NEW YORK (Reuters Health) - Sexual-assault injuries may be tougher to detect in darker-skinned women -- potentially putting them at a disadvantage in both the health and legal systems, according to researchers.

In a study of women who voluntarily underwent forensic exams after consensual sex, the researchers found that white women were significantly more likely than black women to have injuries to the external genitalia detected.

There were no such differences, however, when it came to more internal injuries.

When the researchers analyzed the findings in terms of the women's skin tone, they found that dark skin -- more so than race, per se -- appeared to reduce the likelihood of finding an injury to the external genitals.

They report the findings in the American Journal of Emergency Medicine.

"This finding is novel and important with respect both to clinical assessment and the decisions made within the criminal justice process," lead researcher Dr.

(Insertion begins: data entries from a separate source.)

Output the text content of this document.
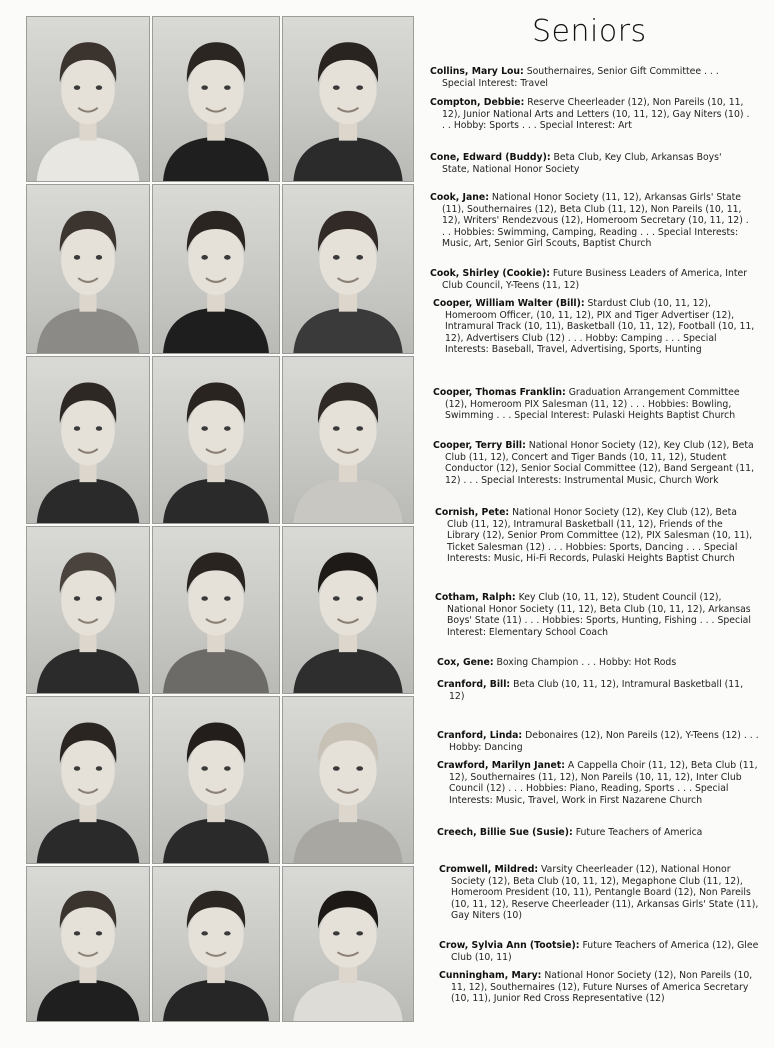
Seniors
Collins, Mary Lou: Southernaires, Senior Gift Committee . . . Special Interest: Travel
Compton, Debbie: Reserve Cheerleader (12), Non Pareils (10, 11, 12), Junior National Arts and Letters (10, 11, 12), Gay Niters (10) . . . Hobby: Sports . . . Special Interest: Art
Cone, Edward (Buddy): Beta Club, Key Club, Arkansas Boys' State, National Honor Society
Cook, Jane: National Honor Society (11, 12), Arkansas Girls' State (11), Southernaires (12), Beta Club (11, 12), Non Pareils (10, 11, 12), Writers' Rendezvous (12), Homeroom Secretary (10, 11, 12) . . . Hobbies: Swimming, Camping, Reading . . . Special Interests: Music, Art, Senior Girl Scouts, Baptist Church
Cook, Shirley (Cookie): Future Business Leaders of America, Inter Club Council, Y-Teens (11, 12)
Cooper, William Walter (Bill): Stardust Club (10, 11, 12), Homeroom Officer, (10, 11, 12), PIX and Tiger Advertiser (12), Intramural Track (10, 11), Basketball (10, 11, 12), Football (10, 11, 12), Advertisers Club (12) . . . Hobby: Camping . . . Special Interests: Baseball, Travel, Advertising, Sports, Hunting
Cooper, Thomas Franklin: Graduation Arrangement Committee (12), Homeroom PIX Salesman (11, 12) . . . Hobbies: Bowling, Swimming . . . Special Interest: Pulaski Heights Baptist Church
Cooper, Terry Bill: National Honor Society (12), Key Club (12), Beta Club (11, 12), Concert and Tiger Bands (10, 11, 12), Student Conductor (12), Senior Social Committee (12), Band Sergeant (11, 12) . . . Special Interests: Instrumental Music, Church Work
Cornish, Pete: National Honor Society (12), Key Club (12), Beta Club (11, 12), Intramural Basketball (11, 12), Friends of the Library (12), Senior Prom Committee (12), PIX Salesman (10, 11), Ticket Salesman (12) . . . Hobbies: Sports, Dancing . . . Special Interests: Music, Hi-Fi Records, Pulaski Heights Baptist Church
Cotham, Ralph: Key Club (10, 11, 12), Student Council (12), National Honor Society (11, 12), Beta Club (10, 11, 12), Arkansas Boys' State (11) . . . Hobbies: Sports, Hunting, Fishing . . . Special Interest: Elementary School Coach
Cox, Gene: Boxing Champion . . . Hobby: Hot Rods
Cranford, Bill: Beta Club (10, 11, 12), Intramural Basketball (11, 12)
Cranford, Linda: Debonaires (12), Non Pareils (12), Y-Teens (12) . . . Hobby: Dancing
Crawford, Marilyn Janet: A Cappella Choir (11, 12), Beta Club (11, 12), Southernaires (11, 12), Non Pareils (10, 11, 12), Inter Club Council (12) . . . Hobbies: Piano, Reading, Sports . . . Special Interests: Music, Travel, Work in First Nazarene Church
Creech, Billie Sue (Susie): Future Teachers of America
Cromwell, Mildred: Varsity Cheerleader (12), National Honor Society (12), Beta Club (10, 11, 12), Megaphone Club (11, 12), Homeroom President (10, 11), Pentangle Board (12), Non Pareils (10, 11, 12), Reserve Cheerleader (11), Arkansas Girls' State (11), Gay Niters (10)
Crow, Sylvia Ann (Tootsie): Future Teachers of America (12), Glee Club (10, 11)
Cunningham, Mary: National Honor Society (12), Non Pareils (10, 11, 12), Southernaires (12), Future Nurses of America Secretary (10, 11), Junior Red Cross Representative (12)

Marilyn S. Sommers, of the University of Pennsylvania School of Nursing, said in a statement issued by the university.

"Practitioners," she added, "need to increase their vigilance when examining individuals with dark skin to ensure all injuries are identified, treated, and documented."

The study included 120 healthy women who volunteered to undergo a forensic exam within 24 hours of having consensual sex. The exams looked for evidence of sexual assault, such as tearing, redness, abrasions and bruising.

Overall, Sommers and her colleagues found, the examiners identified such injuries in white women 68 percent of the time, but only 43 percent of the time in black women.

With other factors taken into account -- such as age and use of condoms -- white women were three times as likely as African Americans to have a genital injury detected.

"We suspect that differences in injury prevalence occur because of difficulties with injury detection in dark skin," the researchers write.

The findings, they say, call for improvements in forensic-exam techniques that will reduce any racial disparities.